Gowdy wants Clinton’s email server
The South Carolinian who chairs the House committee investigating the Benghazi attacks has asked former Secretary of State Hillary Clinton to turn over her personal email server to a “neutral, detached and independent” third party for “immediate inspection and review.”
Select Committee on Benghazi chairman Trey Gowdy, R-Spartanburg, sent a letter to Clinton attorney David Kendall Thursday requesting Clinton turn over the server she used for official State Department business to the State Department’s inspector general or a neutral third party for independent analysis of what records should be in the public domain.
“Though Secretary Clinton alone is responsible for causing this issue, she alone does not get to determine its outcome,” Gowdy in a statement.
“That is why in the interest of transparency for the American people, I am formally requesting she turn the server over to the State Department’s inspector general or a mutually agreeable third party.”

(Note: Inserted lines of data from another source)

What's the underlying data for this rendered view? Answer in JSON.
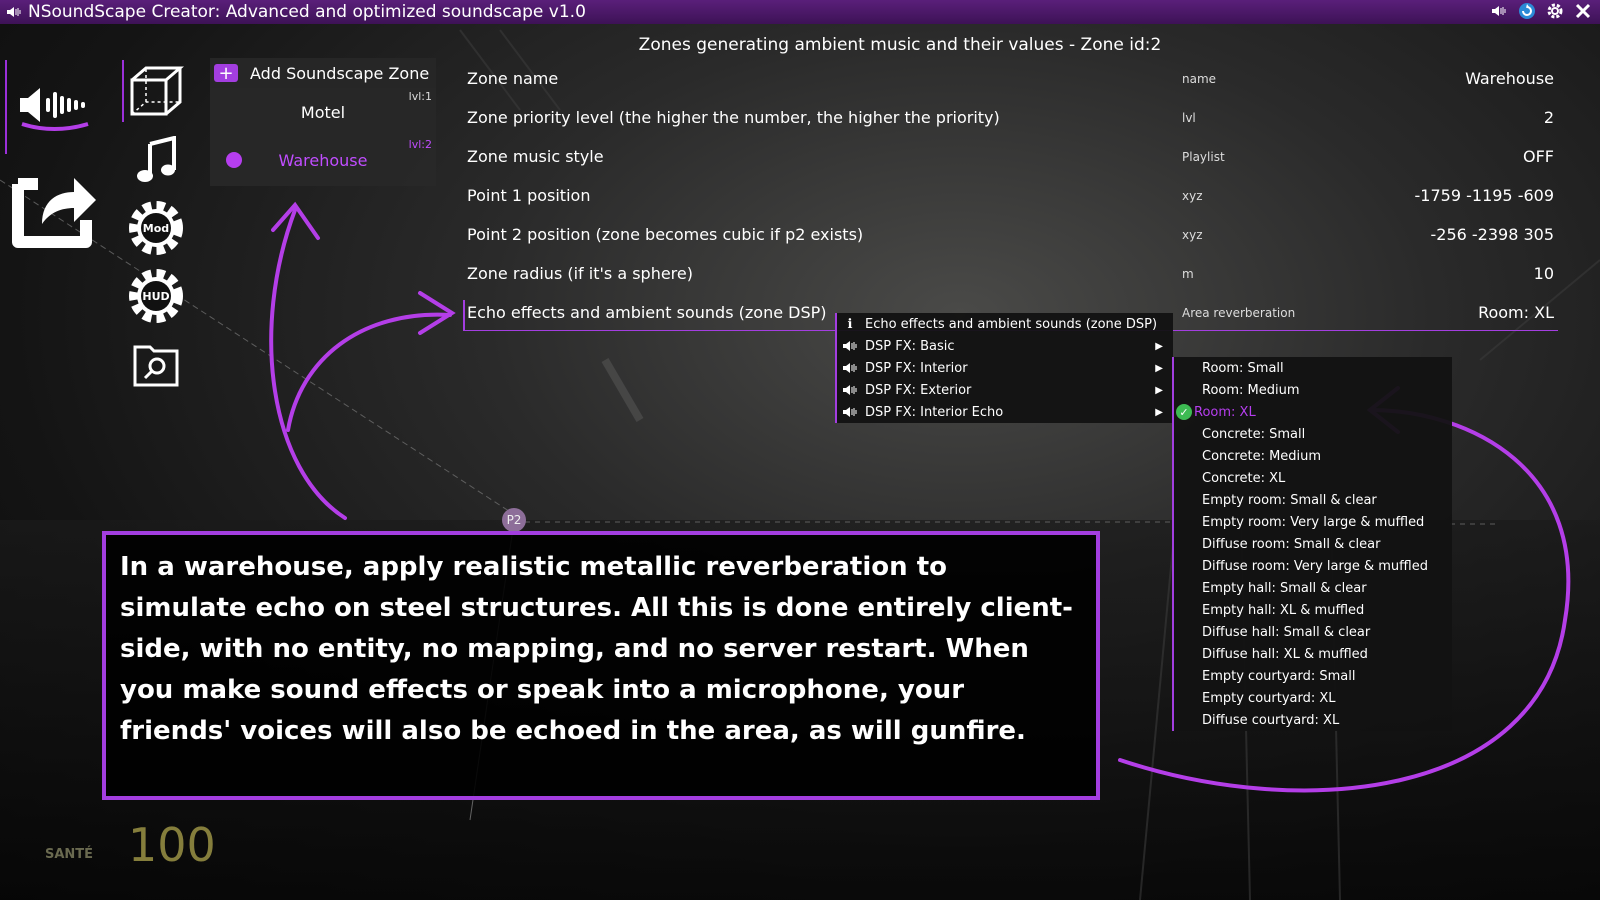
{
  "window": {
    "title": "NSoundScape Creator: Advanced and optimized soundscape v1.0"
  },
  "zones_panel": {
    "add_label": "Add Soundscape Zone",
    "zones": [
      {
        "name": "Motel",
        "level": "lvl:1"
      },
      {
        "name": "Warehouse",
        "level": "lvl:2"
      }
    ]
  },
  "header": "Zones generating ambient music and their values - Zone id:2",
  "properties": [
    {
      "label": "Zone name",
      "key": "name",
      "value": "Warehouse"
    },
    {
      "label": "Zone priority level (the higher the number, the higher the priority)",
      "key": "lvl",
      "value": "2"
    },
    {
      "label": "Zone music style",
      "key": "Playlist",
      "value": "OFF"
    },
    {
      "label": "Point 1 position",
      "key": "xyz",
      "value": "-1759 -1195 -609"
    },
    {
      "label": "Point 2 position (zone becomes cubic if p2 exists)",
      "key": "xyz",
      "value": "-256 -2398 305"
    },
    {
      "label": "Zone radius (if it's a sphere)",
      "key": "m",
      "value": "10"
    },
    {
      "label": "Echo effects and ambient sounds (zone DSP)",
      "key": "Area reverberation",
      "value": "Room: XL"
    }
  ],
  "dsp_menu": {
    "info": "Echo effects and ambient sounds (zone DSP)",
    "items": [
      "DSP FX: Basic",
      "DSP FX: Interior",
      "DSP FX: Exterior",
      "DSP FX: Interior Echo"
    ]
  },
  "presets_menu": {
    "items": [
      "Room: Small",
      "Room: Medium",
      "Room: XL",
      "Concrete: Small",
      "Concrete: Medium",
      "Concrete: XL",
      "Empty room: Small & clear",
      "Empty room: Very large & muffled",
      "Diffuse room: Small & clear",
      "Diffuse room: Very large & muffled",
      "Empty hall: Small & clear",
      "Empty hall: XL & muffled",
      "Diffuse hall: Small & clear",
      "Diffuse hall: XL & muffled",
      "Empty courtyard: Small",
      "Empty courtyard: XL",
      "Diffuse courtyard: XL"
    ],
    "selected": "Room: XL"
  },
  "callout": "In a warehouse, apply realistic metallic reverberation to simulate echo on steel structures. All this is done entirely client-side, with no entity, no mapping, and no server restart. When you make sound effects or speak into a microphone, your friends' voices will also be echoed in the area, as will gunfire.",
  "marker": "P2",
  "hud": {
    "label": "SANTÉ",
    "value": "100"
  },
  "icons": {
    "left": [
      "sound-wave-icon",
      "export-icon"
    ],
    "column": [
      "cube-icon",
      "music-note-icon",
      "mod-gear-icon",
      "hud-gear-icon",
      "file-search-icon"
    ]
  },
  "colors": {
    "accent": "#a33ee0",
    "titlebar": "#4a1868",
    "selected_text": "#b63eef",
    "check": "#3dbb53"
  }
}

Clinton, the odds-on favorite to be the 2016 Democratic presidential nominee, has come under fire for using the personal server. She and her staff have turned over about 55,000 pages of emails to the State Department for review, a process that can take months. Clinton has said she wants the work-related material to become public, but that thousands of personal messages have been deleted.
Gowdy, a former Upstate prosecutor, wants a more independent look at the material.
“An independent analysis of the private server Secretary Clinton used for the official conduct of U.S. government business is the best way to remove politics and personal consideration from the equation,” he said.
“Having a neutral, third-party arbiter such as the State Department IG do a forensic analysis and document review is an eminently fair and reasonable means to determine what should be made public. As I have said many times, we have no interest in Secretary Clinton’s personal emails, but the American people have a clear right to the public records from her time as secretary of state.”
In the past, Gowdy has suggested he would back turning over the server to a retired federal judge, archivist or other inspector general to make determinations as to which emails are public records.
In the Senate, Judiciary Committee chairman Charles Grassley, R-Iowa, also is raising questions about the emails, including whether Clinton aides also “used non-government email accounts to engage in both government and private business.”
He also expressed concern the use of private email could impede the State Department’s fulfillment of Freedom of Information Act requests for information.
The committee, he wrote State Department Inspector General Steve Linick, “needs to have a clear understanding of the effects that these email practices at the State Department have had on FOIA (Freedom of Information Act) compliance.”
Rep. Elijah Cummings of Maryland, the top Democrat on the Benghazi panel, said Gowdy’s letter seemed “designed to spark a fight with a potential presidential candidate rather than follow the standard practice in congressional investigations.”